In 1906 Unionists got more than 50% of the votes cast in Ireland, but Nationalists took the Lion’s  Share of the seats, 84 of which were uncontested.
 
In 1886 Unionists got more than 50% of the votes cast in Ireland, but Nationalists took the Lion’s Share of the seats, 66% of which were uncontested.
 
Did the Unionists complain, whining like Terry Molloy in “ON THE WATERFRONT” –
“I coulda had class, I coulda been a contender, I coulda been somebody, not just a bum”?
 
DID THEY, HECK! Elections were of secondary interest to Conservatives and Unionists.

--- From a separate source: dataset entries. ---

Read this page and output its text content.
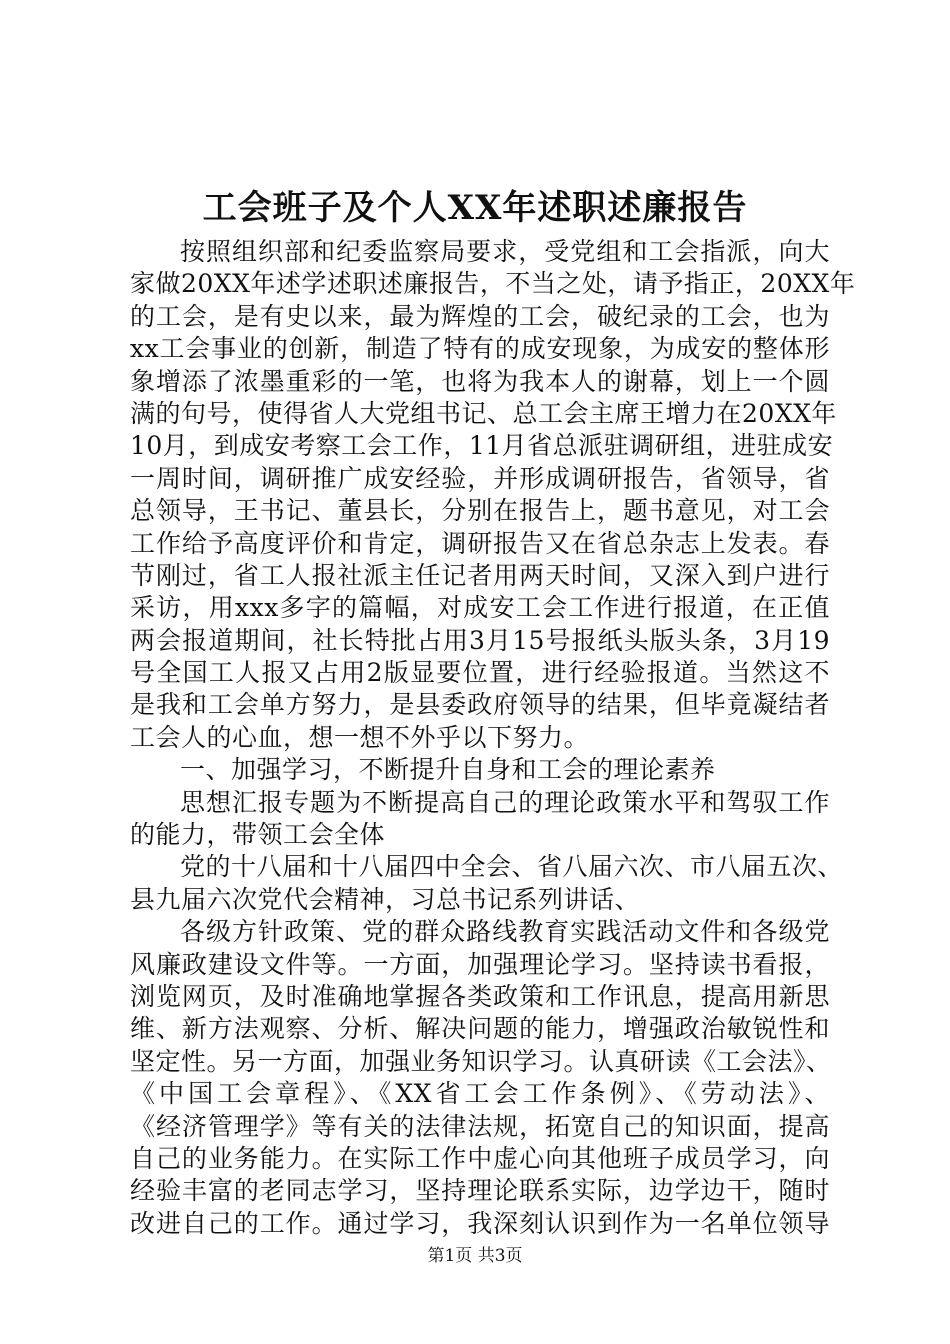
工会班子及个人XX年述职述廉报告
按照组织部和纪委监察局要求，受党组和工会指派，向大
家做20XX年述学述职述廉报告，不当之处，请予指正，20XX年
的工会，是有史以来，最为辉煌的工会，破纪录的工会，也为
xx工会事业的创新，制造了特有的成安现象，为成安的整体形
象增添了浓墨重彩的一笔，也将为我本人的谢幕，划上一个圆
满的句号，使得省人大党组书记、总工会主席王增力在20XX年
10月，到成安考察工会工作，11月省总派驻调研组，进驻成安
一周时间，调研推广成安经验，并形成调研报告，省领导，省
总领导，王书记、董县长，分别在报告上，题书意见，对工会
工作给予高度评价和肯定，调研报告又在省总杂志上发表。春
节刚过，省工人报社派主任记者用两天时间，又深入到户进行
采访，用xxx多字的篇幅，对成安工会工作进行报道，在正值
两会报道期间，社长特批占用3月15号报纸头版头条，3月19
号全国工人报又占用2版显要位置，进行经验报道。当然这不
是我和工会单方努力，是县委政府领导的结果，但毕竟凝结者
工会人的心血，想一想不外乎以下努力。
一、加强学习，不断提升自身和工会的理论素养
思想汇报专题为不断提高自己的理论政策水平和驾驭工作
的能力，带领工会全体
党的十八届和十八届四中全会、省八届六次、市八届五次、
县九届六次党代会精神，习总书记系列讲话、
各级方针政策、党的群众路线教育实践活动文件和各级党
风廉政建设文件等。一方面，加强理论学习。坚持读书看报，
浏览网页，及时准确地掌握各类政策和工作讯息，提高用新思
维、新方法观察、分析、解决问题的能力，增强政治敏锐性和
坚定性。另一方面，加强业务知识学习。认真研读《工会法》、
《中国工会章程》、《XX省工会工作条例》、《劳动法》、
《经济管理学》等有关的法律法规，拓宽自己的知识面，提高
自己的业务能力。在实际工作中虚心向其他班子成员学习，向
经验丰富的老同志学习，坚持理论联系实际，边学边干，随时
改进自己的工作。通过学习，我深刻认识到作为一名单位领导
第1页 共3页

Votes cast, Irish or British, could be overruled.
 
In 1906 the Conservative/Unionist Party was reduced to about 25% of the seats in the House of Commons, and  Arthur Balfour, who had been its leader, lost his seat.
 
Unfazed, Balfour addressed his followers, declaring that the party, in office or out, should  “control the affairs of this Great Empire.”  His was no idle boast, as the Lords, with its Conservative/Unionist majority, could Veto Bills passed in the Commons.
 
When the Veto was removed, the Conservative/Unionist Parliamentarians took the 
 Para-militarty road. “A Rifle in one hand and a Ballot in the other” you might think.
 
Anyway, to dispose of Bum Analyses peddled by Democracy’s Enemies to this day,
Sinn Fein in 1918 took 73, Nationalists 6, and Unionists 26 Irish Seats in a contest “accepted by all sides as a Plebiscite” according to THE TIMES.
 
All the Unionist seats, except 2 in Dublin University (Trinity College) and 1 in Rathmines,
(then a Borough on the edge of Dublin), were in Ulster. Every other seat save Waterford in Munster which remained Nationalist, in the provinces outside Ulster went to Sinn Fein.
 
In those 3 Provinces (except for the 4 seats mentioned) wherever Sinn Fein Republicans and the Nationalist  Party slugged it out toe-to- toe, Sinn Fein took over 50% of the votes cast. Some of the  Nationalists’ 5 seats in Ulster were the product of an understanding with Sinn Fein to keep the Unionists out. 
 
Following the Election, Sinn Fein established a Republic, the only National Democracy
established by Plebiscite following the war which Britain had declared it had waged for
the Self-Determination of Small Nations.
 
Territories seized by Britain and France from the Hapsburg and Ottoman Empires were
determined by Britain and France to be Nations or Countries, and no Plebiscites were
permitted. Some of the new “countries” disappeared not once but twice, such as Czechoslovakia and Yugoslavia, and not one of them has enjoyed a happy existence since – Syria, Lebanon, Iraq and Iran for instance. And it seems to me that the happiness of their populations had little to do with British and French statesmen’s calculations.